1 Futurezone (10.04.2019). Registrierungspflicht für Foren-Nutzer kommt 2020. https://futurezone.at/netzpolitik/registrierungspflicht-fuer-foren-nutzer-kommt-2020/400462315. [abgerufen am 18.11.2019]

 

 

 

 

 

1 comment :: Kommentieren

Unzureichende Ausgestaltung von Gesetzestexten

tania christine.theinschnack.uni-linz, 26. Dezember 2019, 03:14

Wie auch aus der Arbeit "Das Spannungsverhältnis zwischen dem Recht auf freie Meinungsäußerung und dem Verbot der Diskriminierung im Internet - eine Beurteilung der Situation anhand des aktuellen Phänomens der Hass-Postings" von Alisa Herzog hervorgeht, ist ein wesentliches Problem in der Verfolgung von Hasspostings darin zu sehen, dass Gesetzestexte nicht nur auf nationaler Ebene unzureichend bzw. zu wenig präzise ausgestaltet sind, sondern auch auf internationaler Ebene. Das Scheitern von bisher erarbeiteten internationalen Bestimmungen und Maßnahmen ist vor allem darauf zurückzuführen, dass hier immer wieder Konflikte mit dem Recht auf freie Meinungsäußerung auftreten und dass es bislang keine einheitliche Definition von Hasspostings/-reden gibt.
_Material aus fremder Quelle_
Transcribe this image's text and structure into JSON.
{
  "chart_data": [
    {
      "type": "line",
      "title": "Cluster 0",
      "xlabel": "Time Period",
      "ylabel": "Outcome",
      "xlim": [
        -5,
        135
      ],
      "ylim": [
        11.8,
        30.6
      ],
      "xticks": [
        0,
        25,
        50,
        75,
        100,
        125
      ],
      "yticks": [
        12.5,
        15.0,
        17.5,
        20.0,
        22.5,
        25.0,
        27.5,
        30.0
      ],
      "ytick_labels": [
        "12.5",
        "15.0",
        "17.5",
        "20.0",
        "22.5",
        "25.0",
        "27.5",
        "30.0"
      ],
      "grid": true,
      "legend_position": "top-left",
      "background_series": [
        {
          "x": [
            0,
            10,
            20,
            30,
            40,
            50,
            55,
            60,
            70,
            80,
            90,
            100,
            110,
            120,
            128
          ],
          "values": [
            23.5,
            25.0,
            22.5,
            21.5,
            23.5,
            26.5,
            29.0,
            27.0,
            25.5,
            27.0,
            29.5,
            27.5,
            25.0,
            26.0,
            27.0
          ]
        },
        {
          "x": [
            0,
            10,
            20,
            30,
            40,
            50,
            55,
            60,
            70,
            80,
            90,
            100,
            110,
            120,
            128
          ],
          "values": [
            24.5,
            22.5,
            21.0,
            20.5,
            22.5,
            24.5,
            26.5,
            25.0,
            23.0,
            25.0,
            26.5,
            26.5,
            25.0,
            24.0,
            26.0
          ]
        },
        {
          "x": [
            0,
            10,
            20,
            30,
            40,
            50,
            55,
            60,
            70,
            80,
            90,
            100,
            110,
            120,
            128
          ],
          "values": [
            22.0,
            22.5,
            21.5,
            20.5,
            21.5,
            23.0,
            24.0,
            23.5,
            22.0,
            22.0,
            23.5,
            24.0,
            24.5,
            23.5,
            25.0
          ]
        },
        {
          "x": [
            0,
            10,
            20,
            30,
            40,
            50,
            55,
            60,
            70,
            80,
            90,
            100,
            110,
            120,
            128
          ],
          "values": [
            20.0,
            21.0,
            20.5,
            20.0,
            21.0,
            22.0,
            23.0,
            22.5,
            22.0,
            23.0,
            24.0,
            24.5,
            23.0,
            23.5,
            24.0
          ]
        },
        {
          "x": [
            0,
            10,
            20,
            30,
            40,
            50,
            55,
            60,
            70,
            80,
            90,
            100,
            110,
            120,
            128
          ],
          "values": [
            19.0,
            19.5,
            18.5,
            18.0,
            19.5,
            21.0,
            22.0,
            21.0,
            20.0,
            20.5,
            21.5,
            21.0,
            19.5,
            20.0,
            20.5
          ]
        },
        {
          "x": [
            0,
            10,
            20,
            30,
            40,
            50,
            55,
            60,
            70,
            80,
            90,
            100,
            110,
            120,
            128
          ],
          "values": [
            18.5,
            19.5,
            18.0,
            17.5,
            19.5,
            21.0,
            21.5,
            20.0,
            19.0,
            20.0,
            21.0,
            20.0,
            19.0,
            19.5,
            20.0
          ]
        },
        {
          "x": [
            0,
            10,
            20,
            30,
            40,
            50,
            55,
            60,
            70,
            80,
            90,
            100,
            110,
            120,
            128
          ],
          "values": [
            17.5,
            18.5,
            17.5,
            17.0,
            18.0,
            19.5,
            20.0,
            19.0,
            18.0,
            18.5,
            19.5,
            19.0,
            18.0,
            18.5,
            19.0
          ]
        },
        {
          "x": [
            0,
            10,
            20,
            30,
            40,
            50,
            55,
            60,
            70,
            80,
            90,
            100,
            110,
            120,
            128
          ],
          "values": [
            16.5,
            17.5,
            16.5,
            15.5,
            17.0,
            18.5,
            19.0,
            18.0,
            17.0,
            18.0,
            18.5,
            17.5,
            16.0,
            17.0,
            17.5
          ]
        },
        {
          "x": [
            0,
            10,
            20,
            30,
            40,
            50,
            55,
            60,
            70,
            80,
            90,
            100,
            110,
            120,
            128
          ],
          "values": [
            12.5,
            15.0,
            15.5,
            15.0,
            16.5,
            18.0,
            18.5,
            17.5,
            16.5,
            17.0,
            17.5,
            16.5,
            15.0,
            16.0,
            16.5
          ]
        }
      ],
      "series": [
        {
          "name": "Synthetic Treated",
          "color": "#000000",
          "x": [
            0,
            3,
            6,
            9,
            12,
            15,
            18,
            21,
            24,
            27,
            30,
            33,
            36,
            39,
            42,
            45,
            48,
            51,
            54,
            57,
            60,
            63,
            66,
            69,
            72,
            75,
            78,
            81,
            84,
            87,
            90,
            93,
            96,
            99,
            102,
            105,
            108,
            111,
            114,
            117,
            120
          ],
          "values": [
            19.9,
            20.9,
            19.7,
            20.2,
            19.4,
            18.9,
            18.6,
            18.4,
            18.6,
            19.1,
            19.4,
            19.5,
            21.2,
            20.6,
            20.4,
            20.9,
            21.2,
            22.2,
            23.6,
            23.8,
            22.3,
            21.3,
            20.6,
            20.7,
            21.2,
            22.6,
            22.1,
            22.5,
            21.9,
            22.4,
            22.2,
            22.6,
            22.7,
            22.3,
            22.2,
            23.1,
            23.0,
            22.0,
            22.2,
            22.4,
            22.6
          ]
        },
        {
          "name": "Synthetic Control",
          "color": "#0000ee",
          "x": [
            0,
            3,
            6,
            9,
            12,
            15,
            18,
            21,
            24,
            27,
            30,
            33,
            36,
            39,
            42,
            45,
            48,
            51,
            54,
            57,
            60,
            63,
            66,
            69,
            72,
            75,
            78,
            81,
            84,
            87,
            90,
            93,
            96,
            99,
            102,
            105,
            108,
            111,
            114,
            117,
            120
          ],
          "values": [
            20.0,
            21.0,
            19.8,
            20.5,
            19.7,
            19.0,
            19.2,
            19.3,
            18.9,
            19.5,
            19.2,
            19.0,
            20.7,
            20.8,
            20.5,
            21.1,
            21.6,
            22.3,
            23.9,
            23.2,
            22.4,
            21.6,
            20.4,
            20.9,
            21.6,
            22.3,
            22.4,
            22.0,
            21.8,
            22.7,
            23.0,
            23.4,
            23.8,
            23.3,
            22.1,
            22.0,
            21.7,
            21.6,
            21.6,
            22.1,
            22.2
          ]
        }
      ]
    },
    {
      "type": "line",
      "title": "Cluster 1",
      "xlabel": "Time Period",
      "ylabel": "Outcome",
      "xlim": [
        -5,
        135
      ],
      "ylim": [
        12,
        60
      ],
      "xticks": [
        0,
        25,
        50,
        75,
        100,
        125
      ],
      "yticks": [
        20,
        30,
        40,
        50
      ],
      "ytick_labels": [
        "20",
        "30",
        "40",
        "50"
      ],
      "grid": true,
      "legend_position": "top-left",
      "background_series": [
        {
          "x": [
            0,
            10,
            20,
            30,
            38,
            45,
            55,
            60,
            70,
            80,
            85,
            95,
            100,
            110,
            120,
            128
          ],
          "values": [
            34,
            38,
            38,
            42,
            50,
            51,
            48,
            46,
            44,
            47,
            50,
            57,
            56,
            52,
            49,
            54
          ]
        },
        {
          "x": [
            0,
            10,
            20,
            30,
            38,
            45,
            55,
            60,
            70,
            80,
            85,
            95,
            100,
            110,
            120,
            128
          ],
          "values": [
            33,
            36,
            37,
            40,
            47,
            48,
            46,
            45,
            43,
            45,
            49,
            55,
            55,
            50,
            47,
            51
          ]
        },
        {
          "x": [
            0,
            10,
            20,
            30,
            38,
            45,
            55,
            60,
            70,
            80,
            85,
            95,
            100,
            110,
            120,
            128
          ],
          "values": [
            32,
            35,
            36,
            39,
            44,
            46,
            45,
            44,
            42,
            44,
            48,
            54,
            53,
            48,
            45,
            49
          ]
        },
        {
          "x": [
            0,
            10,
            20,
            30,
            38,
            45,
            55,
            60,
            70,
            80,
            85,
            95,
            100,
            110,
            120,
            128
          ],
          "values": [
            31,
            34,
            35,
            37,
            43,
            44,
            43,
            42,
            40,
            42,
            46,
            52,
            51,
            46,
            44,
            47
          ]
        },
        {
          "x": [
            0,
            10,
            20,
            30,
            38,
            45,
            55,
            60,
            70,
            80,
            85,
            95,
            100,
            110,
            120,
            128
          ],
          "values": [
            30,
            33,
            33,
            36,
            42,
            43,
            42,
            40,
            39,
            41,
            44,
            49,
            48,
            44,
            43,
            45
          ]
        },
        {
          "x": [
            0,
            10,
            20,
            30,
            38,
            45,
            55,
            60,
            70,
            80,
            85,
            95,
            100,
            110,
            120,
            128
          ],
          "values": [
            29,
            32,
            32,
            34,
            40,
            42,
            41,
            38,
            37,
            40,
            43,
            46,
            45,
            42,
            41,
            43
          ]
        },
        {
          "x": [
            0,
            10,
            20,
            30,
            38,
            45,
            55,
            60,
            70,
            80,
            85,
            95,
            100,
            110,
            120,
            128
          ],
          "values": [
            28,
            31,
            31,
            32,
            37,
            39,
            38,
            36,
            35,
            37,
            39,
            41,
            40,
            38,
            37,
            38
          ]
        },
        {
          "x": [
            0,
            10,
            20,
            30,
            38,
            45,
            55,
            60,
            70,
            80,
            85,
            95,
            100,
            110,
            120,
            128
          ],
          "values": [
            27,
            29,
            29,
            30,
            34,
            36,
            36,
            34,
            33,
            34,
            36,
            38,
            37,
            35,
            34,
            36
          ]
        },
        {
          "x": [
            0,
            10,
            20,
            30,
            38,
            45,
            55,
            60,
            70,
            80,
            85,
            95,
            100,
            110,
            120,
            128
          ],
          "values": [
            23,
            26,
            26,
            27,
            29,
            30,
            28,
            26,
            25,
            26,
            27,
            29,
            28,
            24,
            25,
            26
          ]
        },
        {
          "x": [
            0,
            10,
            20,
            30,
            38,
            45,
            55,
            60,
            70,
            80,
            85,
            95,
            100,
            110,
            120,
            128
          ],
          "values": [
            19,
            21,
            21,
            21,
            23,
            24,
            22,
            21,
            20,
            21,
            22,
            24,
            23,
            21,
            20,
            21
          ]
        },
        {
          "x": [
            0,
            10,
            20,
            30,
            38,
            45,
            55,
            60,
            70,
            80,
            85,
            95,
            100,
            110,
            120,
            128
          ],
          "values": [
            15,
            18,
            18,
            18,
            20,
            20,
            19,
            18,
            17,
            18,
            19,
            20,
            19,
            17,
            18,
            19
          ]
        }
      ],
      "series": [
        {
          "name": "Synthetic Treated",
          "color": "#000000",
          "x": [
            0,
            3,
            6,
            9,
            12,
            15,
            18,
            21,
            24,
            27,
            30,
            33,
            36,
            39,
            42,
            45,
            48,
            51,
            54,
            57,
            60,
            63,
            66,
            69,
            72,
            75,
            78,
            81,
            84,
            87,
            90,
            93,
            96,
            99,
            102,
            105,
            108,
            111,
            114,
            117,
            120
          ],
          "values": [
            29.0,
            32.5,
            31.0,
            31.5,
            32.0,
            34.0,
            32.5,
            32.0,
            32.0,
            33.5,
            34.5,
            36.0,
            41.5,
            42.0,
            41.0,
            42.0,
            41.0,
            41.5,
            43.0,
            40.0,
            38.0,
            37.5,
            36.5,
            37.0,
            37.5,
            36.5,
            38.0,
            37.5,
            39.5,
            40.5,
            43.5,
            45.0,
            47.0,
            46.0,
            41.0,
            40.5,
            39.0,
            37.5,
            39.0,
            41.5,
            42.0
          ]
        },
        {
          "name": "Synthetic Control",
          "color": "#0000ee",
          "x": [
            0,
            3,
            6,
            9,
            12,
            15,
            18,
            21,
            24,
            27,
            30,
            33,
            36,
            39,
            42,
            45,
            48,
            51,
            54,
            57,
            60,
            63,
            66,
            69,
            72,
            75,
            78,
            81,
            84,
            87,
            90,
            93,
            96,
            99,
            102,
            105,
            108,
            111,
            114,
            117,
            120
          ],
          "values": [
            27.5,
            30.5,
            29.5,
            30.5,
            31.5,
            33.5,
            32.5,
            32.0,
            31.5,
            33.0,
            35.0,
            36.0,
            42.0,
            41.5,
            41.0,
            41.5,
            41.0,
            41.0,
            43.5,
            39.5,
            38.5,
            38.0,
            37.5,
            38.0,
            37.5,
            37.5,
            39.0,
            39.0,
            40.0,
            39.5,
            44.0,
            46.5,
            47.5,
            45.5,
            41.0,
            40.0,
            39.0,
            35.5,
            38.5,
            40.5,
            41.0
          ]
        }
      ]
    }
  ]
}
Im Hinblick darauf, dass die mangelnde Durchsetzbarkeit von Straftaten vielen Verfassern von Hasspostings bekannt sein dürfte, sind somit der Einsatz der eID und sonstige Registrierungsverfahren wenig erfolgversprechend. Nach dem Stand der Technik könnten hier jedoch verstärkt Filter eingesetzt werden, um die Veröffentlichung von Hasspostings zu unterbinden bzw. zumindest einzugrenzen.